Sunday 11 March 2018

midge at the mic

Earlier this week marked the anniversary of the identification and arrest of broadcast personality “Axis Sally” employed by Nazi Germany in order to spread propaganda and engineer public opinion and reception of the Allied war effort in 1949. Mildred Elizabeth Gillars, originally from Portland, Maine, was one of those Lost Generation types that came of age between the wars and was quite disaffected by the failure of her aspirations to become an actress. Not able to sustain a career in New York City, Gillars moved to Paris and then to Algiers before finding stable employment in Dresden in 1934 first as an English teacher and then with the Reichs-Rundfunk state media outlet.

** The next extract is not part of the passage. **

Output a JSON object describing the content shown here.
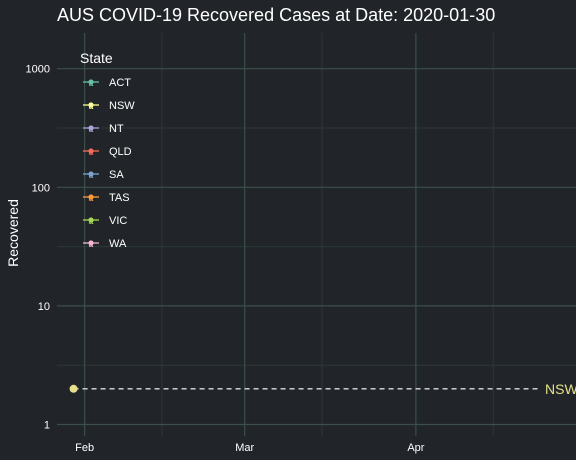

The pursuit of fame often is expressed as infamy and Gillars’ case is perfect example. Though protesting that she signed an oath of allegiance under great duress after the attack on Pearl Harbor which pulled the US into the war and that she had no truck with Nazi ideology, under the influence of various Svengalis, Gillars’ prolific programmes turned pointedly vile, broadcasting under several pseudonyms and conflated with other parallel campaigns of disinformation and demotivation, with arcs of narrative aimed to engender homesickness for troops stationed overseas and suggest that prolonged absence did not make the heart grow fonder with sensational stories of infidelity while husbands were away at the front. For Midge at the Mic, Gillars would DJ a music hour with American songs with interstitials attacking the US government. Here is a link to an audio recording hosted on YouTube. Gillars was apprehended in Berlin running a second-hand furniture operation and was tried and convicted on a single count of treason (despite a litany of charges brought against her) for a broadcast that preceded the storming of the beach at Normandy by just a few days designed to make families question the worth of their sacrifice. Once discharged after serving a sentence of eleven years, Gillars confined herself to a convent and taught German, French and drama classes in an attached academy.